Schelldorfer et al. 2011 consider a model in which \(\vb\) is \(\ell_1\)-penalized rather than assuming a sparsity-inducing prior on \(\vb\). The approach they take is to make coordinate updates to the variance components, using exact gradient and approximate Hessian information, and is implemented in the R package glmmlasso.

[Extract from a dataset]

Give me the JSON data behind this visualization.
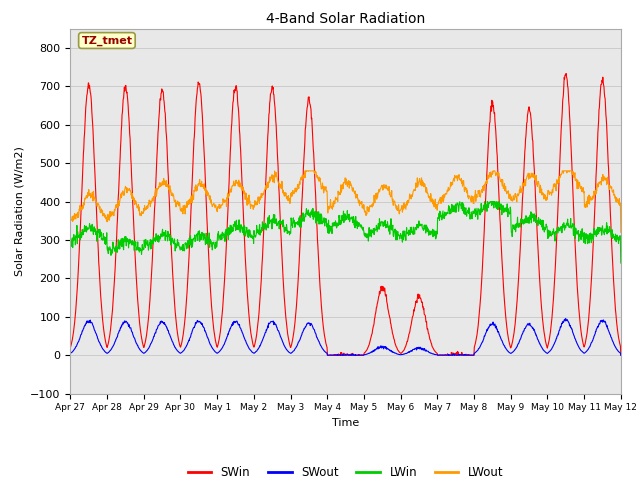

Peter Carbonetto showed how to reduce BSLMM (Zhou et al. 2013) to varbvs (Carbonetto and Stephens 2012) using this approach.

Zhengyang Fang incorporated the BSLMM prior into susie using this approach, implemented in susie-mixture. However, their approach assumes \(\mk\) depends on the same cis-genotypes as the design matrix \(\mx\), leading to severe inference problems related to proximal contamination. In contrast, we are motivated by the case where \(\mk\) depends on the rest of the genome.

Andrew Goldstein generalized susie to the exponential family (generalized linear models) using this approach.